Jakarta (ANTARA News) - Dibandingkan orang pada umumnya, perokok berisiko tujuh kali lebih tinggi mengalami masalah gusi, salah satunya radang gusi, kata ahli jaringan gusi dan tulang penyangga gigi drg. Sandra Olivia, MARS, Sp. Perio.

"Tubuh memilki zat pelindung yang namanya PMN (polimononuclear neutrophilic) dan sitokin yang fungsinya bertempur dengan bakteri. Sisa pertempuran itu adalah gusi berdarah. Tetapi, pada perokok zat perlindung tak berfungsi, makanya tujuh kali berisiko alami masalah gusi dan tulang gigi," ujarnya di Jakarta, Senin.

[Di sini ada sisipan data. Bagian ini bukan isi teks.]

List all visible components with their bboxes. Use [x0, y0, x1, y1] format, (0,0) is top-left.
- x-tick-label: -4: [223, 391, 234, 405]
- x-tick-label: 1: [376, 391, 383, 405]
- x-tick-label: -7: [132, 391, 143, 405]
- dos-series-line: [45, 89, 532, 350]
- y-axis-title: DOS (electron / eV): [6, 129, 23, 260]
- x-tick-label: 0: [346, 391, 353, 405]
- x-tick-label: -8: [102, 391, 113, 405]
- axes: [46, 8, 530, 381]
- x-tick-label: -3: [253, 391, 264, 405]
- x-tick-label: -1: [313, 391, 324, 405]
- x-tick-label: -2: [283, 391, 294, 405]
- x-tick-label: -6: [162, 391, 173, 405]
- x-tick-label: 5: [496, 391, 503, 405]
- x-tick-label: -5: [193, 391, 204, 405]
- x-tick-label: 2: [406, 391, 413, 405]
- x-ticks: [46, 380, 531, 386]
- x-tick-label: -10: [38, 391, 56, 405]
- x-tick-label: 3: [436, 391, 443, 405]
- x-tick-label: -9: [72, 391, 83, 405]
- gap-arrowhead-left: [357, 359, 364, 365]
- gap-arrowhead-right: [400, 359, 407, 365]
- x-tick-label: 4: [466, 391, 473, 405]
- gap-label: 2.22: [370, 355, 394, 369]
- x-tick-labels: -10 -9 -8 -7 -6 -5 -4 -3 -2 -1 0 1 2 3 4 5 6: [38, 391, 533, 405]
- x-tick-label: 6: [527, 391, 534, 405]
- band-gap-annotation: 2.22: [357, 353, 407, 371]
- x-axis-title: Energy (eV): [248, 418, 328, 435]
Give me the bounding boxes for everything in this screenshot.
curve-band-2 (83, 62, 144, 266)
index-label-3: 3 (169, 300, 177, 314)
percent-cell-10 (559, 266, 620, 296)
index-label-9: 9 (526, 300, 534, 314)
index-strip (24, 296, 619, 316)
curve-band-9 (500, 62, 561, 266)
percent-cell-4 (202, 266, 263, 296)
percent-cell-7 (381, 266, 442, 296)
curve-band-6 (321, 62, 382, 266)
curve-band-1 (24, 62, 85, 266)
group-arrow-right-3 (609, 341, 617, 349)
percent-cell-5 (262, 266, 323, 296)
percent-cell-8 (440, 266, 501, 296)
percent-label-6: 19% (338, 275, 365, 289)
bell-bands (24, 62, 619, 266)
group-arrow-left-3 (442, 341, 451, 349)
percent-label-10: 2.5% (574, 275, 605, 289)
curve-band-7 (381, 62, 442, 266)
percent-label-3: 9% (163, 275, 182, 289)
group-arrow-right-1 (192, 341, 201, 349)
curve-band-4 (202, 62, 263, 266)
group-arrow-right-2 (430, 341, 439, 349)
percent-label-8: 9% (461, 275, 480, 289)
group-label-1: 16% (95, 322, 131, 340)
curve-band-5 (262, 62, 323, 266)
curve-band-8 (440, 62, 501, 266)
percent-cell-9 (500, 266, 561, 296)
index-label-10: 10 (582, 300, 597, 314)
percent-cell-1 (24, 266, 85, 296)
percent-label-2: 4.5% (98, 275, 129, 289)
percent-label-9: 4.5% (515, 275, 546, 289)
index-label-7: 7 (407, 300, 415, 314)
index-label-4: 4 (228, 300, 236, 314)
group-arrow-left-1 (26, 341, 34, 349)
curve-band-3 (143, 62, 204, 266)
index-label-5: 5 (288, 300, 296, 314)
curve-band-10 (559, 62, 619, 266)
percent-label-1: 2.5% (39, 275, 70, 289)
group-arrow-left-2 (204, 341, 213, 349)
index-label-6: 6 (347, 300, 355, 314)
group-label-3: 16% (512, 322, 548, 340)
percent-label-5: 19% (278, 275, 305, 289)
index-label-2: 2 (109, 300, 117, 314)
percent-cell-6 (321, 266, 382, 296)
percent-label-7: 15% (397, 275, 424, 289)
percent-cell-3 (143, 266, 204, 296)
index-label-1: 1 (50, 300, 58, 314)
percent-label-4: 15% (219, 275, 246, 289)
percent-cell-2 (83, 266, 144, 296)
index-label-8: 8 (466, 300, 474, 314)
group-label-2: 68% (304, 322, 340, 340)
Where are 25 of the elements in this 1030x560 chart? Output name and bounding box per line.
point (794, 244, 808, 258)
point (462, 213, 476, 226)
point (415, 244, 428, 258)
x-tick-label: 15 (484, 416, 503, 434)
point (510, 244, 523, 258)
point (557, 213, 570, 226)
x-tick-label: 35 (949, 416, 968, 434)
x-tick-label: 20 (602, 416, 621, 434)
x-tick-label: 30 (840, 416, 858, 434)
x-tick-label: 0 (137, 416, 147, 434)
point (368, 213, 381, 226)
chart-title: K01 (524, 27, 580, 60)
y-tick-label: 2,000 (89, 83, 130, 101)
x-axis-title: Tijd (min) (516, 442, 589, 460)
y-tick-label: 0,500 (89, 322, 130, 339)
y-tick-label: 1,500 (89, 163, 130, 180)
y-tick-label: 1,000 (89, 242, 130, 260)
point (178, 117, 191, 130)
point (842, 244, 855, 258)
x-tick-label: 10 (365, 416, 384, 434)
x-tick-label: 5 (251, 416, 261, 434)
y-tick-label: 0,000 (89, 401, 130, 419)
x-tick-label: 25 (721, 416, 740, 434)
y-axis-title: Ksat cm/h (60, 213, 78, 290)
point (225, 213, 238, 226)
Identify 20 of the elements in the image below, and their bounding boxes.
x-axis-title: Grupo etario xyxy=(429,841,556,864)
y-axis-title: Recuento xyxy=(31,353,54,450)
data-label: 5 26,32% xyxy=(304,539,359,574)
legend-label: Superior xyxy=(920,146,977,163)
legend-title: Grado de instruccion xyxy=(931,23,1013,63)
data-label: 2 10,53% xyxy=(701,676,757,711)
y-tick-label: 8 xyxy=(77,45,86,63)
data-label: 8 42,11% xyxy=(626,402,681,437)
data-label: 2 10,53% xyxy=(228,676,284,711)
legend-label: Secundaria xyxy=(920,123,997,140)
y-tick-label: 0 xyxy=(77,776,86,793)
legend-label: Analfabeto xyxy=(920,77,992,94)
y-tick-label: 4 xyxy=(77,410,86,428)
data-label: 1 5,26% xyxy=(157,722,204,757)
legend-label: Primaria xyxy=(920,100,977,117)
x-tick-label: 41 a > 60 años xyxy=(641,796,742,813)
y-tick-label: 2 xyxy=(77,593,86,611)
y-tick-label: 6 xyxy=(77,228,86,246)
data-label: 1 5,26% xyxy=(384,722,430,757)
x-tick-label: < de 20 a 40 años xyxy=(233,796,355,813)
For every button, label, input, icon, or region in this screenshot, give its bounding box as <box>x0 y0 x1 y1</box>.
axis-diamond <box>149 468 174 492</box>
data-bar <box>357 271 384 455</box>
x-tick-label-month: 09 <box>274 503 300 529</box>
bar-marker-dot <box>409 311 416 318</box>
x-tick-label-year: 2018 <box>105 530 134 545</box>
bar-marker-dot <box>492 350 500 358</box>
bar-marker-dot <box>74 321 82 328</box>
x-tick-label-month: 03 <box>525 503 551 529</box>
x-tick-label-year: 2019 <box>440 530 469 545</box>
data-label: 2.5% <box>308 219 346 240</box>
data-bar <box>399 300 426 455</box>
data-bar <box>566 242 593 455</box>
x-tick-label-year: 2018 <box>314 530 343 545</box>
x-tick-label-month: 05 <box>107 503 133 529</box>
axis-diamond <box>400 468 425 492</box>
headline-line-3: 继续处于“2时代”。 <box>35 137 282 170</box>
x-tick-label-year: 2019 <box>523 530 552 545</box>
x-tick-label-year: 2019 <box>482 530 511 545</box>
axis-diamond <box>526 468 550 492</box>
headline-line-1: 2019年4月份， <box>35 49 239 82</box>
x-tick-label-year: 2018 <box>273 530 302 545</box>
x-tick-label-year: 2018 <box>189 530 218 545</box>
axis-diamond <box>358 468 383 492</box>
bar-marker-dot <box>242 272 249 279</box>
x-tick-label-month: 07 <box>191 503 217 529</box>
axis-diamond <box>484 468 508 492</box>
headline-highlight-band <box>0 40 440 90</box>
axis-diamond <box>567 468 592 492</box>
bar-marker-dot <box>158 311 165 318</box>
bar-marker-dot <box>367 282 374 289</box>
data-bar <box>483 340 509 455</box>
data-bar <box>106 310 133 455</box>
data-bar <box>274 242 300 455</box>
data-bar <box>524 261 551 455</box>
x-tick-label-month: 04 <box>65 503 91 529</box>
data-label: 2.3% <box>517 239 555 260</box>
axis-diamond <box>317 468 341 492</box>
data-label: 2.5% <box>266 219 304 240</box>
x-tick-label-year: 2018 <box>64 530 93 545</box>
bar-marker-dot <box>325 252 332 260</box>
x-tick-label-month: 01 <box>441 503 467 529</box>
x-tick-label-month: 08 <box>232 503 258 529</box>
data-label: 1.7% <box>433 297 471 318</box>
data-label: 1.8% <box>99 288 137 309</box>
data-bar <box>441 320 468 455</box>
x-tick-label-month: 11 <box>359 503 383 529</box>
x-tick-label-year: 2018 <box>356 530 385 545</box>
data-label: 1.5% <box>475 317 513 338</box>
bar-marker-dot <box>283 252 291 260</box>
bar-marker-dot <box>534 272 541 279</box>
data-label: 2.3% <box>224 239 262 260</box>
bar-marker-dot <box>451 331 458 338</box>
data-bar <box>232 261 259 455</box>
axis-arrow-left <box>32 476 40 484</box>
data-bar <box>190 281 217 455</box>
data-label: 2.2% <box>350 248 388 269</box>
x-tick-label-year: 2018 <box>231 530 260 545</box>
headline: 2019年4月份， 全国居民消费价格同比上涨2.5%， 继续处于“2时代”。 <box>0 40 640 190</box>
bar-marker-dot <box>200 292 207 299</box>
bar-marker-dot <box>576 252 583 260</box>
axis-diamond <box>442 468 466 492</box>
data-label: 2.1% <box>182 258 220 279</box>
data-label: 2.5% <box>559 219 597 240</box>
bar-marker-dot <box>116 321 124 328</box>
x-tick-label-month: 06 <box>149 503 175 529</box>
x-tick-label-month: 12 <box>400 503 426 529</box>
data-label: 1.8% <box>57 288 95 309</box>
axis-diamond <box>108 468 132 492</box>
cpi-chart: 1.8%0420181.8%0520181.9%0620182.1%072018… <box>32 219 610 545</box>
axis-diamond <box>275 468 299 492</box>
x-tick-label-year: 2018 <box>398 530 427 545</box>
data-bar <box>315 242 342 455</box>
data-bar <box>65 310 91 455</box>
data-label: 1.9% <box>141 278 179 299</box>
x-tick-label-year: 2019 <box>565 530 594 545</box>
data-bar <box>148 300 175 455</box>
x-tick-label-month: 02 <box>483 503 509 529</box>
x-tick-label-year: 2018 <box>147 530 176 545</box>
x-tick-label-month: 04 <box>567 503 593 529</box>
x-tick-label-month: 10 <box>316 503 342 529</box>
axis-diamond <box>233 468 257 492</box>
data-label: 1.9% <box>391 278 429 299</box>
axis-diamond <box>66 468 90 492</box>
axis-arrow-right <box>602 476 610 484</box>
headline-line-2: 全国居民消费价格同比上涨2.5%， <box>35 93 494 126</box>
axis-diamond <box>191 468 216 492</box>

Neutrofil merupakan sel pertama yang hadir ketika terjadi infeksi bakteri di suatu bagian tubuh.

Selain itu, ia mengemukakan, zat yang terkandung dalam rokok, seperti nikotin dan tar menjadi penyumbang masalah gusi dan gigi.

Nikotin, menurut dia, dapat menyebabkan penyempitan pembuluh darah. Akibatnya, ia mengemukakan, aliran darah yang membawa nutrisi untuk jaringan dan komponen pertahanan pada gusi terganggu.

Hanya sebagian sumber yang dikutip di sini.